Von diesen Blättern erscheinen jährlich 4 Nummern im Umfange von 1½ bis 3 Bogen. Bestellpreis für den Jahrgang 3 Mark. Die Vereinsmitglieder erhalten die Blätter unentgeltlich zugesandt.


Die Aufnahme der böhmischen Exulanten in Dresden.[1]
Von Gymnasialoberlehrer Dr. Friedr. Aster.

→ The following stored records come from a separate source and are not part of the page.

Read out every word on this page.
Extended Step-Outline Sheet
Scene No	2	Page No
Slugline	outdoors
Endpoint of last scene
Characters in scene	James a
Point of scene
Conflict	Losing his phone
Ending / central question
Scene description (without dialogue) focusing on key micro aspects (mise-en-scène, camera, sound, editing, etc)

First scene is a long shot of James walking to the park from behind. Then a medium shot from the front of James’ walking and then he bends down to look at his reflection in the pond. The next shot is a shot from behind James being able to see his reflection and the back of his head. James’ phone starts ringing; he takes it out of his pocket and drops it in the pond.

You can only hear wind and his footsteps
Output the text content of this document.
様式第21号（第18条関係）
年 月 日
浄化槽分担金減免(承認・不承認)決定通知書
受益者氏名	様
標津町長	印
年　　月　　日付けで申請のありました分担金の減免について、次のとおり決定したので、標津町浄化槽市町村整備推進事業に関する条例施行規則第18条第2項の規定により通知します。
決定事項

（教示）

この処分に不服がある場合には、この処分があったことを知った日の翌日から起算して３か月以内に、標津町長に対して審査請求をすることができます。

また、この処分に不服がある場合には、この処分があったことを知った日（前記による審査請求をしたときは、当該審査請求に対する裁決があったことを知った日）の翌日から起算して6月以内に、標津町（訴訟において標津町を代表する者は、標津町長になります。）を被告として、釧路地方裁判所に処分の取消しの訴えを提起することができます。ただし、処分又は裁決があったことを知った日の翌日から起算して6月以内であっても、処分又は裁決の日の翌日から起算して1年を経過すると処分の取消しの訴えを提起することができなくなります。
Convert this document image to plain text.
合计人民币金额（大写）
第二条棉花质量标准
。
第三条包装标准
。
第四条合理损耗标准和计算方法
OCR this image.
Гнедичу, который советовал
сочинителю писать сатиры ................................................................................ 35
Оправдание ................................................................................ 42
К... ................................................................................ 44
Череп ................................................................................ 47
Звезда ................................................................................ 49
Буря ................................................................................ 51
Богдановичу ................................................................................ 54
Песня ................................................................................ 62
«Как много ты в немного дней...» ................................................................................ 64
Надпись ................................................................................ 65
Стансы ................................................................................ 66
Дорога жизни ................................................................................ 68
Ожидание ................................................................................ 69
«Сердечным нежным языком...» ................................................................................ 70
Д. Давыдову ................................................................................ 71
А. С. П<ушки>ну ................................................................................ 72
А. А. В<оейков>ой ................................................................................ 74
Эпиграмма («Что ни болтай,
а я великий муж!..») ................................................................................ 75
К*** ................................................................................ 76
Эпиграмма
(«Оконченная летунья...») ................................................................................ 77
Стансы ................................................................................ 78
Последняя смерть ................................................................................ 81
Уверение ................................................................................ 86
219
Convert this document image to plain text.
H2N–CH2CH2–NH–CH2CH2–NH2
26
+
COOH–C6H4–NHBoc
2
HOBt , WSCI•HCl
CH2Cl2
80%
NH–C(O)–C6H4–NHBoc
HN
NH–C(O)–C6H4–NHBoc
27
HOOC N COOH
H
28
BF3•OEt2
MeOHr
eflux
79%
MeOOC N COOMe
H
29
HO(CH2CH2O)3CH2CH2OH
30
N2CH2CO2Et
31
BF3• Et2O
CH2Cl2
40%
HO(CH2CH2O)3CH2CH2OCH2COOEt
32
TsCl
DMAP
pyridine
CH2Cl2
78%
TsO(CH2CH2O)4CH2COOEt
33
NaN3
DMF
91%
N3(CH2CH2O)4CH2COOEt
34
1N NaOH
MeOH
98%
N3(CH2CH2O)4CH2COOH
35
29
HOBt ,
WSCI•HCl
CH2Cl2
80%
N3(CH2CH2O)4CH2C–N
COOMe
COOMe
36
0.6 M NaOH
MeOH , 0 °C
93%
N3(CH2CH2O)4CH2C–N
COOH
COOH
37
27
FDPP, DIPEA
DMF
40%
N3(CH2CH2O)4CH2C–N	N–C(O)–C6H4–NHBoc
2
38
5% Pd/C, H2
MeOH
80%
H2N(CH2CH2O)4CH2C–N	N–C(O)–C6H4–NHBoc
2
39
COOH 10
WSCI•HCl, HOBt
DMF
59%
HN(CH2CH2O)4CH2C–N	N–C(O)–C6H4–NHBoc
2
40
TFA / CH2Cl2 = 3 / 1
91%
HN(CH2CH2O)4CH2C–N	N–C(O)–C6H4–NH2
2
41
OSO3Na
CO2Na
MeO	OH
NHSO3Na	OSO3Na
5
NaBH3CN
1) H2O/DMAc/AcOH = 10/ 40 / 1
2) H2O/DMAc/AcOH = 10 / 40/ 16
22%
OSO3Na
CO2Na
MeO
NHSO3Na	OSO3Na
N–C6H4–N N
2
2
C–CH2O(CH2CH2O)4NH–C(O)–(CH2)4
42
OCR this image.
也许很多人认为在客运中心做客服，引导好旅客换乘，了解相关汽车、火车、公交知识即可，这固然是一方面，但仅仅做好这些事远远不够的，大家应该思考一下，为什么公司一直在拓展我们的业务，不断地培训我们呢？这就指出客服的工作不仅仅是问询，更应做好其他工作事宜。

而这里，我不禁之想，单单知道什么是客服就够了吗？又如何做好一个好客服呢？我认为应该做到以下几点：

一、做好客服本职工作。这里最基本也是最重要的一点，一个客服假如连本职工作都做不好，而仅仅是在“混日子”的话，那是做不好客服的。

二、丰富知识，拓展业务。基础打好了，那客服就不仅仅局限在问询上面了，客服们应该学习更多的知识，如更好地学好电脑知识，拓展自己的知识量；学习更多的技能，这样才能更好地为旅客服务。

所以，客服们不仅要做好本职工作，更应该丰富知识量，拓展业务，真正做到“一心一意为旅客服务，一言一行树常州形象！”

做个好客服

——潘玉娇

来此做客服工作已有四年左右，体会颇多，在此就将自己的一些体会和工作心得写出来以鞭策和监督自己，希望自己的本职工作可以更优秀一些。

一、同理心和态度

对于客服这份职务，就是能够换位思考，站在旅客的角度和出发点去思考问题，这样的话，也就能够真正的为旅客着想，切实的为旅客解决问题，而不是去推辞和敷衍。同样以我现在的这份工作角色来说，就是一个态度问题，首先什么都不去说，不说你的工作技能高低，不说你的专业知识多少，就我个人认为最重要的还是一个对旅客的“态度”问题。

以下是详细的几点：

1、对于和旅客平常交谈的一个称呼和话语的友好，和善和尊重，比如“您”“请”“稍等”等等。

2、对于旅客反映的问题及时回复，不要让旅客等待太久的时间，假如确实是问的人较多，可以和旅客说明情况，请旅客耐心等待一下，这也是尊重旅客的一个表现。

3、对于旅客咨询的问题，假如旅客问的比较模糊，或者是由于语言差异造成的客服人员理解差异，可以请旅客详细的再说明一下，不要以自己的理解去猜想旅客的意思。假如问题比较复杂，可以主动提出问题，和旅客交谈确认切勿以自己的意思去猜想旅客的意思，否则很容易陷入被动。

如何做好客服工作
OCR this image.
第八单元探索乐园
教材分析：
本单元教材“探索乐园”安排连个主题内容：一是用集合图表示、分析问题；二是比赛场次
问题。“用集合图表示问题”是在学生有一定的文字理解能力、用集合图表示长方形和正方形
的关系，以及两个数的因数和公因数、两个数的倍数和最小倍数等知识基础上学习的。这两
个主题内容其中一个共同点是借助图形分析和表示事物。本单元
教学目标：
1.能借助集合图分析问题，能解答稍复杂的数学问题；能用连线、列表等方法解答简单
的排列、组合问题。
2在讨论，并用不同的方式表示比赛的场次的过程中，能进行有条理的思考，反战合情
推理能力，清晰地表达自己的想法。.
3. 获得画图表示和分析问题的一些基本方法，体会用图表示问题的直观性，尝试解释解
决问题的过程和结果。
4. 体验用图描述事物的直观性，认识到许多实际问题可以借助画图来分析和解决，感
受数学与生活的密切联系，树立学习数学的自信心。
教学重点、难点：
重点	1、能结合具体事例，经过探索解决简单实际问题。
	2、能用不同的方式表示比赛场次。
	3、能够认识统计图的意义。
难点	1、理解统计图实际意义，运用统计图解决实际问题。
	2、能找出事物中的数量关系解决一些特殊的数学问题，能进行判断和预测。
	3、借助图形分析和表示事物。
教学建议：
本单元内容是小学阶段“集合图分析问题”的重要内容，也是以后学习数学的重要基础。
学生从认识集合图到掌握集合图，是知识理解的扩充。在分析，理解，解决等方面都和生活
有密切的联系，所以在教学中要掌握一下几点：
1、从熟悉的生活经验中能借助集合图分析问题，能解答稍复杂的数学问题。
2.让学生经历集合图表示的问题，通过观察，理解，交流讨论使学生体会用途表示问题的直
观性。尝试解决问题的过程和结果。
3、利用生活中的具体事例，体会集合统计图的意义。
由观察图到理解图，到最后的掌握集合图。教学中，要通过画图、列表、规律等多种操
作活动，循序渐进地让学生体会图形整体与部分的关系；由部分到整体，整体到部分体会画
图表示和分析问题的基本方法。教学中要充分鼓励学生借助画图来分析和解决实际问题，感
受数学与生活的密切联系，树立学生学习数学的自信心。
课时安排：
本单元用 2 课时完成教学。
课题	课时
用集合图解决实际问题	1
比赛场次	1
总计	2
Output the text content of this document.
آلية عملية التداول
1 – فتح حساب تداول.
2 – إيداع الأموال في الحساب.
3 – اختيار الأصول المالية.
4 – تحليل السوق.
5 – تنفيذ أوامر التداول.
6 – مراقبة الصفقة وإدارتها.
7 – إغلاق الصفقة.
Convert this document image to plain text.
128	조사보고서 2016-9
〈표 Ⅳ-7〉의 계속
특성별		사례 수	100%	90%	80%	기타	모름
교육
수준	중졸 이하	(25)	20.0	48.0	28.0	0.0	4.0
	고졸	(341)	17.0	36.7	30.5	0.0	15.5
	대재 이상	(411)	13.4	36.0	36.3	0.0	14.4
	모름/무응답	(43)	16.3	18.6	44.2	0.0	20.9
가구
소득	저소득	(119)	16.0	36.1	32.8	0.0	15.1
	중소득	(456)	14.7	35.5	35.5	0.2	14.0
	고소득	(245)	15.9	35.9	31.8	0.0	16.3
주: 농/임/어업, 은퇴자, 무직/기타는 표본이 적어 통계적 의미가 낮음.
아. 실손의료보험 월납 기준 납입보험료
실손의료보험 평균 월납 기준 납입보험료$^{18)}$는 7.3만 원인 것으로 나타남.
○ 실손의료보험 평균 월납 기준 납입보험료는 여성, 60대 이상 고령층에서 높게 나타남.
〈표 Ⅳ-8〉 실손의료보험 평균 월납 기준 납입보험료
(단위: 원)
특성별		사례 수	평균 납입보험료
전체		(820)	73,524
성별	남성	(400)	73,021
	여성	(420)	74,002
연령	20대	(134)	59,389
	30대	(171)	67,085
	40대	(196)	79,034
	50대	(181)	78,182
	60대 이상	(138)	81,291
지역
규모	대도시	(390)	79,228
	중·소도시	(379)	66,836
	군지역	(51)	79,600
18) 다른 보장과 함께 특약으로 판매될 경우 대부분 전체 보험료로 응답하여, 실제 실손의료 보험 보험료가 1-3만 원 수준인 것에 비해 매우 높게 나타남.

Nachdem mit der Schlacht am Weißen Berge (1620) der böhmische Aufstand gegen die habsburgische Herrschaft ein schnelles Ende gefunden hatte, war es um die politischen und religiösen Freiheiten der Böhmen geschehen. Die Begüterten unter den Aufständischen büßten ihr Unterfangen mit ganzem oder theilweisem Verluste ihrer Besitzungen, und von allen protestantischen Unterthanen verlangte man, daß sie in den Schoß der alleinseligmachenden katholischen Kirche zurückkehren sollten. Nun grenzte aber einmal Böhmen im Norden an das rein protestantische Sachsen, und dann war im Augsburger Religionsfrieden (1555) den freien Unterthanen, welche der Religion des Landesherrn nicht folgten, das Recht des freien Abzugs (ius emigrandi) zugestanden worden. Diese beiden Umstände ermuthigten viele glaubensstarke Protestanten, lieber ihr theures Vaterland, sei es auch unter Zurücklassung ihrer liegenden Habe, zu verlassen, als dem Glauben der Väter untreu zu werden. Der fromme Glaubenseifer der einen theilte sich den anderen mit, und bald wollten viele Tausende exules Christi werden und suchten in festem Vertrauen auf Gottes Beistand eine neue Heimath. Uebrigens beschränkten sich die Bekehrer nicht auf Böhmen, sondern trieben ihr Wesen mit gleichem Eifer in den anderen Ländern der böhmischen Krone, ja auch in Oesterreich, Kärnthen und Steiermark. Es wanderten deshalb auch aus diesen Ländern zahlreiche Protestanten aus, die, weil sie zu gleicher Zeit und aus demselben Anlaß ihr Vaterland verließen, immer mit gemeint sind, wenn man von Exulanten jener Zeit im allgemeinen spricht. Aus Böhmen kam aber die größte Zahl.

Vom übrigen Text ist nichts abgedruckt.